Closed jammygrams closed 6 years ago

jammygrams commented 6 years ago

This isn't an issue but a question on model understanding - please let me know if I should raise this somewhere else.

When training, we input a string of characters (length SEQLEN), and predict the next character one at a time. Our prediction at each step is softmax, i.e. probabilities that the prediction is any of ALPHASIZE characters. During training, we take the arg max of this distribution, and then calculate accuracy by comparing that prediction with ground truth. However, accuracy plateaus at ~65%, and if we look at predictions they're not fluent english (with 35% characters being wrong), even after many epochs.

For inference, we start with a random input (some character) and generate characters one at a time, using each generated character as input to the next time step. Here, our prediction is not the arg max of the softmax distribution, instead we randomly choose from the 'top n' probabilities ( 'sample_from_probabilities' function in my_txtutils.py). Because of this when we inference, the same weights that couldn't produce fluent english in training (and only 65% accuracy), can produce completely fluent english words and phrases, even after a few batches. What's the reason for this difference?

I thought the intention of 'sample_from_probabilities' is just to introduce randomness, so we can generate lots of different samples. However, arg max doesn't generate fluent English while 'sample_from_probabilities' does, so I'm confused how it does this.

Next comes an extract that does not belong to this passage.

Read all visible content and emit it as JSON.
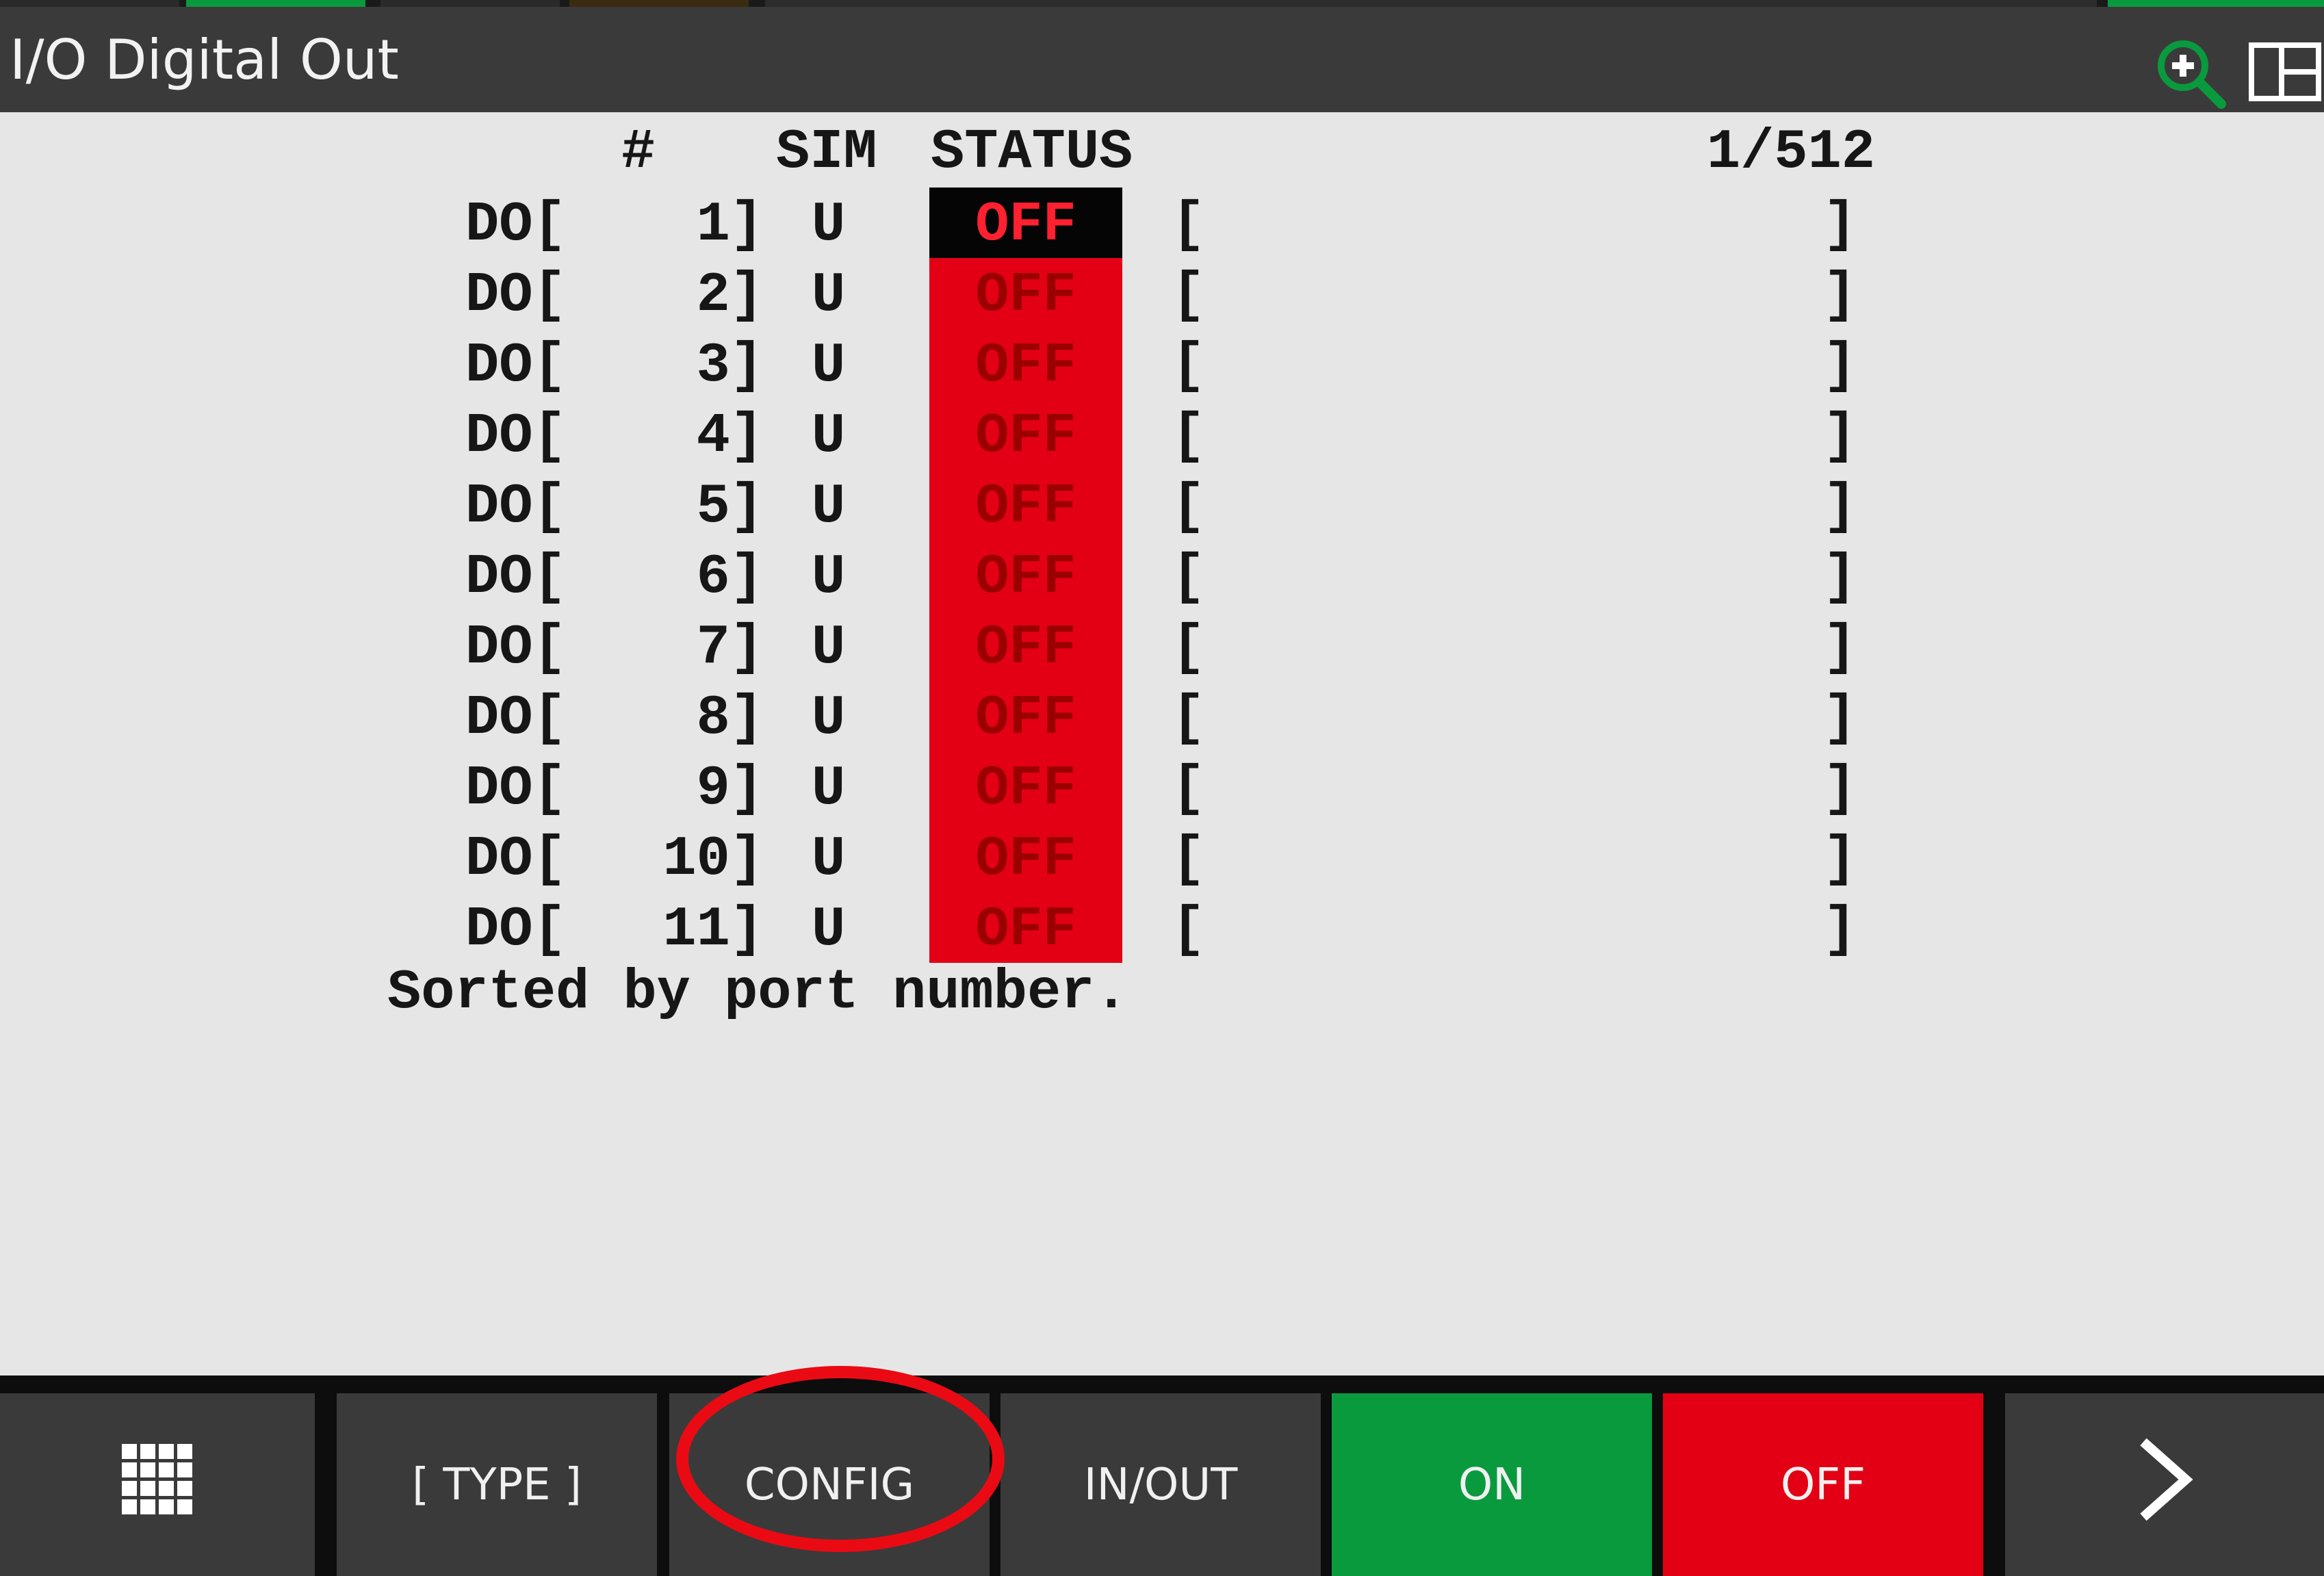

Please let me know if I can clarify or if I've misunderstood anything.

martin-gorner commented 6 years ago

Hi

Yes, you are correct, argmax+accuracy is a very bad metric. Fortunately, it is not used anywhere during training other than for display, to give you an indication the something good is happening because some metric is going up. A better metric to use here would be "perplexity".

During inference, "sampling from probabilities" is a critical step. If you just use argmax (top probability) you get a sequence of the most probable words in english. Something like "the a for the is the...". That is not what you want. Sampling from probabilities indeed introduces randomness, which opens up the vocabulary of words and generates much more english-sounding sentences.

An even better approach would be to use an algorithm like "beam search" to generate the most probable sequence of n characters instead of just the most probable next character. For example, after "for" the most probable next char is " " (space) because "for" is such a frequent word. However, based on prior context, the most probable sequence could be "form" or "fortran" or indeed "for_". Beam search takes multiple paths through the sequence of probabilities and selects the most probable sequences. In a way, sampling from probabilities implements a weak form of beam search, one that will consider the most probable sequences by chance: there is a chance it picks "form" rather than "for " even though the most probable char after "for" is " " (space). If " " space had 50% probability and "m" was at 35%, sampling from probabilities can still take the "m".

jammygrams commented 6 years ago

Thanks for the prompt answer - very helpful!